Она твердо решила, что не будет этой ночью спать. И даже не потому, что боится какого-то неведомого злоумышленника, скорее уж из-за неожиданно проявившегося лунатизма. Мало приятного в том, чтобы снова очнуться посреди ночи где-нибудь на краю обрыва или посреди Настасьиной топи. Нет уж, отоспаться можно и днем, а ночью нужно потерпеть. Тут и терпеть-то осталось недолго, сейчас первый час ночи, а в пятом уже светает.

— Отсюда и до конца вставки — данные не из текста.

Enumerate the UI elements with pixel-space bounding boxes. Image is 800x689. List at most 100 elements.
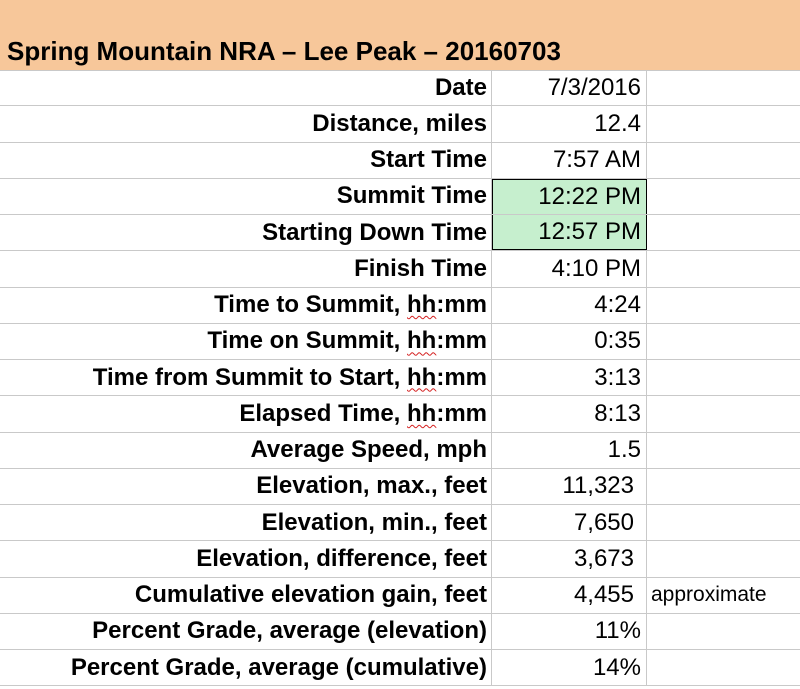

Лучший способ не уснуть – это что-нибудь почитать. Книг у Али с собой не было, слишком уж поспешно она собиралась в дорогу, но в прикроватной тумбочке обнаружился кем-то забытый прошлогодний номер «Гео». Журнал был толстый, до утра должно хватить...
Журнал оказался не только толстым, но еще и очень занимательным. Читаешь, к примеру, статью о фьордах и прямо чувствуешь, как босые ноги лижут волны сурового Норвежского моря, а ночную сорочку треплет ледяной ветер. А сами норвежцы – люди гостеприимные, но немного назойливые: в порыве гостеприимства трясут за плечи, панибратски треплют за щеки...
– ...Эй, красавица! Открой глазки... – и голос у одного из норвежцев знакомый, противный такой голос, ехидный. – Ну не бить же мне тебя, честное слово! – И ведь ударил – по щеке, не больно, но как-то оскорбительно.
Аля вздрогнула, отпихнула чужие настырные руки, открыла глаза...
Вот тебе и журнал «Гео», вот тебе фьорды и норвежцы! Нет никаких фьордов, и норвежцев никаких нет, а есть чужая комната и наглая гришаевская морда. Морда без очков, поэтому узнать ее сразу трудно. А еще трудно, потому что сама она спросонья и ровным счетом ничего не понимает. Что она делает в гришаевской комнате, что делает с ней Гришаев, почему так холодно и почему на ней насквозь мокрая ночнушка?..
– Оклемалась? – Гришаев точно в тисках сжал ее подбородок, повертел голову сначала в одну сторону, потом в другую, сказал удовлетворенно: – Похоже, оклемалась.
– Пусти! – Аля дернулась, оттолкнула гришаевские лапы, сама отодвинулась подальше, спросила срывающимся шепотом: – Что ты тут делаешь?